Stateful packet inspection

from Wikipedia, the free encyclopedia

Under stateful packet inspection ( SPI , German state oriented packet inspection ) refers to a dynamic packet filter , wherein each data packet of a certain active session is assigned.

The data packets are analyzed and the connection status is included in the decision. In this technique, which in firewalls (: actually is used, the data packets are segments ) during the transmission on the network layer (3rd layer of the OSI model analyzed) and stored in the dynamic state tables. The decisions for forwarding the data packets are made on the basis of the status of the data connections. Data packets that cannot be assigned to certain criteria or that may belong to a DoS attack are discarded. Firewalls with SPI technology are therefore superior to pure packet filter firewalls in security-relevant applications.

The company Check Point Software Technologies Ltd. claims to have invented this technique in 1993.

functionality

Stateful inspection: the properties of outgoing data packets are saved in a status table. Incoming data packets are compared with this

If a computer A communicates with a computer B via a simple packet filter (i.e. without stateful packet inspection), it must allow two connections in its set of rules :

  • Source A to destination B with the HTTP service (for the request, e.g. "Send me website www.example.com")
  • Source B to destination A with the HTTP service (for the response packets, in this example the content of www.example.com)

As a result, the set of rules is less secure than actually necessary, because B can send to A at any time , even if A has not requested a website at all (with Netfilter, the 'Sync flag' can be used to prevent B from establishing a connection to A ).

With state- controlled filtering (i.e. with Stateful Packet Inspection), only one rule is required (or the second is allowed via a general rule (ESTABLISHED / RELATED)). This makes the rule set much clearer:

  • Source A to destination B

The packet filter remembers when computer A to computer B communicates, and only allowed answers from computer B to computer A . Computer B cannot start without request from A.

The rules for response packets are generated dynamically and automatically deleted after the response has been received or after a timeout .

Even more advanced systems also check whether a packet is allowed at all in the communication at a certain point in time (for example, send further packets even though the other participant has already completed the communication).

Stateful inspection of UDP packets

At first glance, Stateful Packet Inspection for UDP packets looks like a contradiction, since UDP, unlike TCP, works statelessly. Most implementations (e.g. Linux Netfilter) still treat UDP as stateful, in the sense that when a request is sent via UDP, a dynamic firewall rule is generated for the response packets for a short time. In the example of DNS requests, this means that only response packets from the name servers that you have asked yourself are allowed.

Some programs - e.g. B. Skype - use this in a process called hole punching to establish point-to-point connections through firewalls. Both participants learn from the Skype server on which IP address and which port Skype is working on the other side. Then both send a UDP packet to the other side. There these packets are discarded when they arrive because there is no input rule, but they generate a rule on the firewall of the outgoing computer that then allows 'responses'. Then both sides can communicate with each other. This would (trivially) not work with TCP, as the firewall can recognize real response packets based on sequence numbers.
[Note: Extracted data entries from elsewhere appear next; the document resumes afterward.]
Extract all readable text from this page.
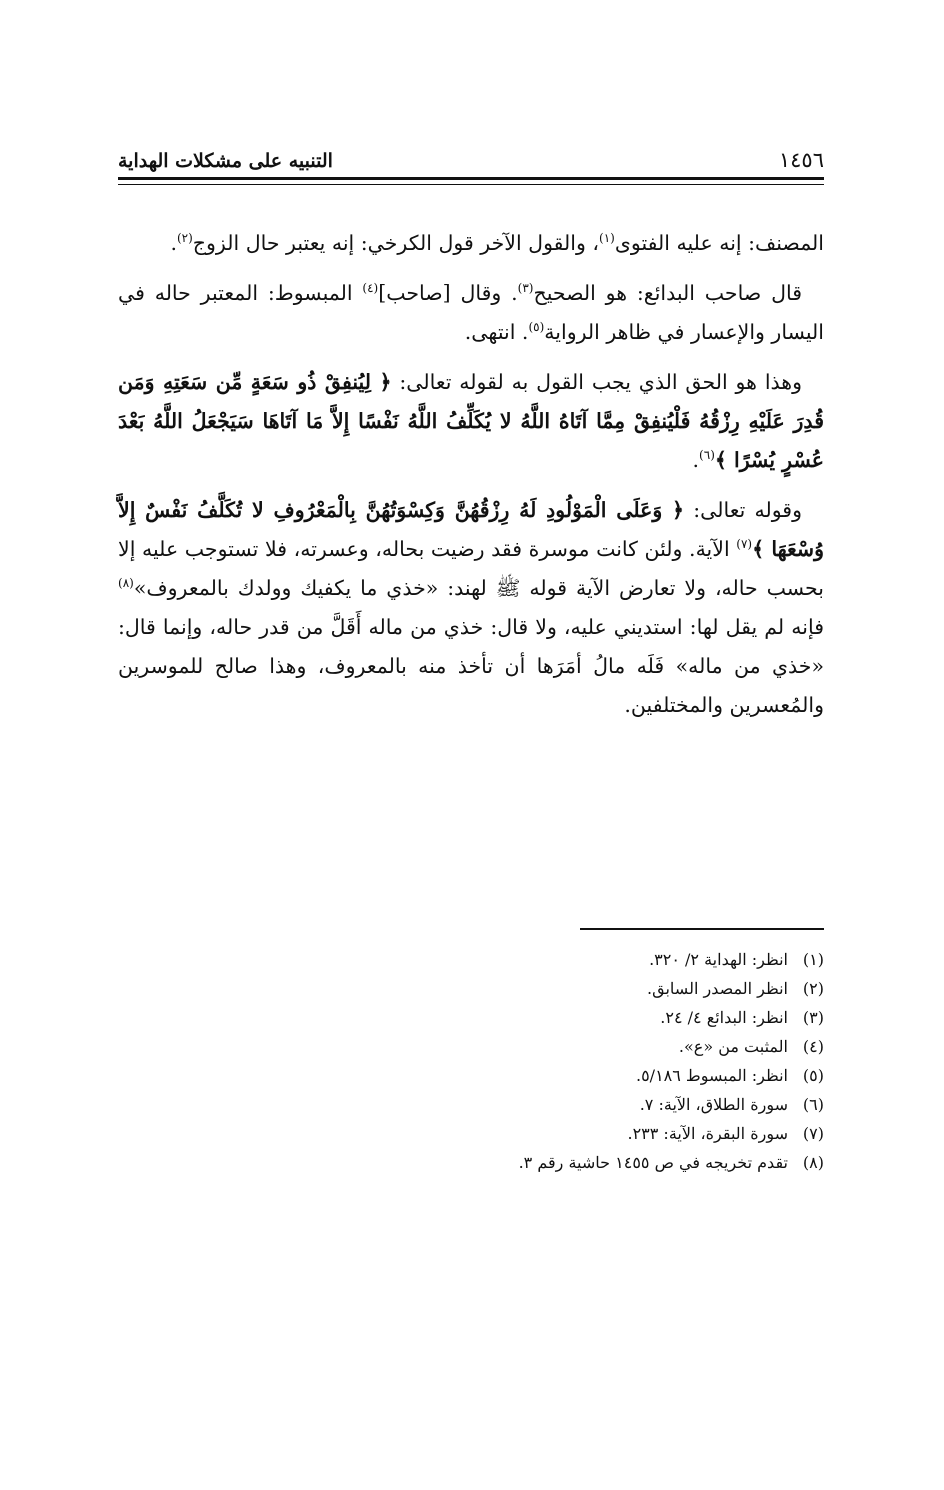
١٤٥٦
التنبيه على مشكلات الهداية

المصنف: إنه عليه الفتوى$^{(١)}$، والقول الآخر قول الكرخي: إنه يعتبر حال الزوج$^{(٢)}$.

قال صاحب البدائع: هو الصحيح$^{(٣)}$. وقال [صاحب]$^{(٤)}$ المبسوط: المعتبر حاله في اليسار والإعسار في ظاهر الرواية$^{(٥)}$. انتهى.

وهذا هو الحق الذي يجب القول به لقوله تعالى: ﴿ لِيُنفِقْ ذُو سَعَةٍ مِّن سَعَتِهِ وَمَن قُدِرَ عَلَيْهِ رِزْقُهُ فَلْيُنفِقْ مِمَّا آتَاهُ اللَّهُ لا يُكَلِّفُ اللَّهُ نَفْسًا إِلاَّ مَا آتَاهَا سَيَجْعَلُ اللَّهُ بَعْدَ عُسْرٍ يُسْرًا ﴾$^{(٦)}$.

وقوله تعالى: ﴿ وَعَلَى الْمَوْلُودِ لَهُ رِزْقُهُنَّ وَكِسْوَتُهُنَّ بِالْمَعْرُوفِ لا تُكَلَّفُ نَفْسٌ إِلاَّ وُسْعَهَا ﴾$^{(٧)}$ الآية. ولئن كانت موسرة فقد رضيت بحاله، وعسرته، فلا تستوجب عليه إلا بحسب حاله، ولا تعارض الآية قوله ﷺ لهند: «خذي ما يكفيك وولدك بالمعروف»$^{(٨)}$ فإنه لم يقل لها: استديني عليه، ولا قال: خذي من ماله أَقَلَّ من قدر حاله، وإنما قال: «خذي من ماله» فَلَه مالُ أمَرَها أن تأخذ منه بالمعروف، وهذا صالح للموسرين والمُعسرين والمختلفين.

(١)
انظر: الهداية ٢/ ٣٢٠.
(٢)
انظر المصدر السابق.
(٣)
انظر: البدائع ٤/ ٢٤.
(٤)
المثبت من «ع».
(٥)
انظر: المبسوط ٥/١٨٦.
(٦)
سورة الطلاق، الآية: ٧.
(٧)
سورة البقرة، الآية: ٢٣٣.
(٨)
تقدم تخريجه في ص ١٤٥٥ حاشية رقم ٣.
Stateful inspection at ICMP

If you want to send ping requests but do not want to respond to ping , you first define an outgoing rule for ICMP , and then an incoming rule that generally allows all incoming packets for which there are already outgoing connections (RELATED). The answer is allowed through when the firewall detects an existing connection. Then he can ping himself, but does not allow an incoming ping . This works even though ICMP, unlike TCP, is a connectionless protocol. Connectionless means that the individual packages are not related to each other.

Stateful inspection with FTP

FTP is problematic. Two ports, 'ftp' and 'ftp-data' (21 and 20) are used. 'ftp' is used for the transfer of commands, while ftp-data is used for data transfer (file contents or directory contents). There are two different ways (active mode and passive mode) in which direction the data connection (ftp-data) is established. In the Linux kernel there is a kernel module that controls the interaction of both ports.

Time-out

With Stateful Packet Inspection, both TCP and UDP connections always have an assigned timeout . With UDP, because it cannot be seen when a connection has been terminated; with TCP, because it can happen that connections are not cleared down properly. The UDP timeout is usually in the range 20–40 seconds, with TCP 15–60 minutes.
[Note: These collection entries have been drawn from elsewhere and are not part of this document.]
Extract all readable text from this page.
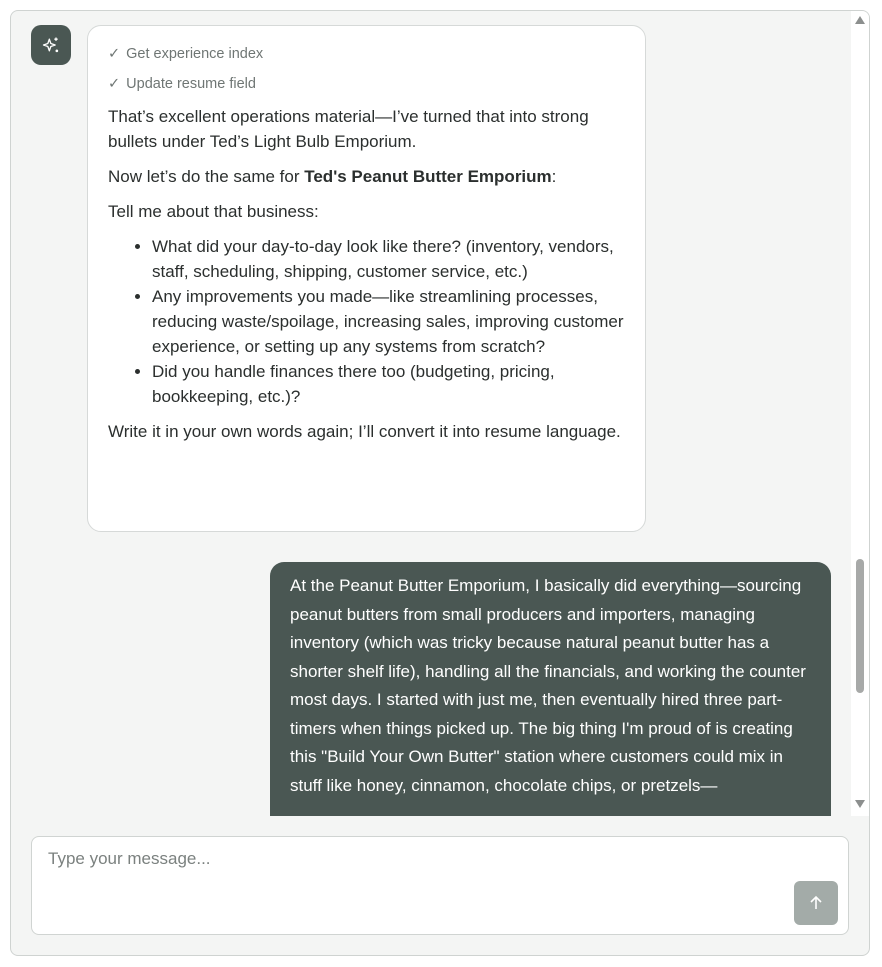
✓ Get experience index
✓ Update resume field

That’s excellent operations material—I’ve turned that into strong bullets under Ted’s Light Bulb Emporium.

Now let’s do the same for Ted's Peanut Butter Emporium:

Tell me about that business:

• What did your day-to-day look like there? (inventory, vendors, staff, scheduling, shipping, customer service, etc.)
• Any improvements you made—like streamlining processes, reducing waste/spoilage, increasing sales, improving customer experience, or setting up any systems from scratch?
• Did you handle finances there too (budgeting, pricing, bookkeeping, etc.)?

Write it in your own words again; I’ll convert it into resume language.

At the Peanut Butter Emporium, I basically did everything—sourcing peanut butters from small producers and importers, managing inventory (which was tricky because natural peanut butter has a shorter shelf life), handling all the financials, and working the counter most days. I started with just me, then eventually hired three part-timers when things picked up. The big thing I'm proud of is creating this "Build Your Own Butter" station where customers could mix in stuff like honey, cinnamon, chocolate chips, or pretzels—
Type your message...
If the timeout is not long enough and legitimate connections are terminated by the firewall, there are two possible solutions. Extending the timeout helps, but it also increases the storage requirements of the system and reduces security. The preferred method should therefore be to use keep-alive packages. These can be configured in some applications such as SSH clients or in the operating system.

Setting the TCP keep-alive under Linux to every 120 seconds:

echo 120 > /proc/sys/net/ipv4/tcp_keepalive_time

Stateful firewall implementations

Individual evidence

  1. Patent US5606668 : System for securing inbound and outbound data packet flow in a computer network. Applied on December 15, 1993 , published on February 25, 1997 , applicant: Checkpoint Software Technologies Ltd., inventor: Gil Shwed.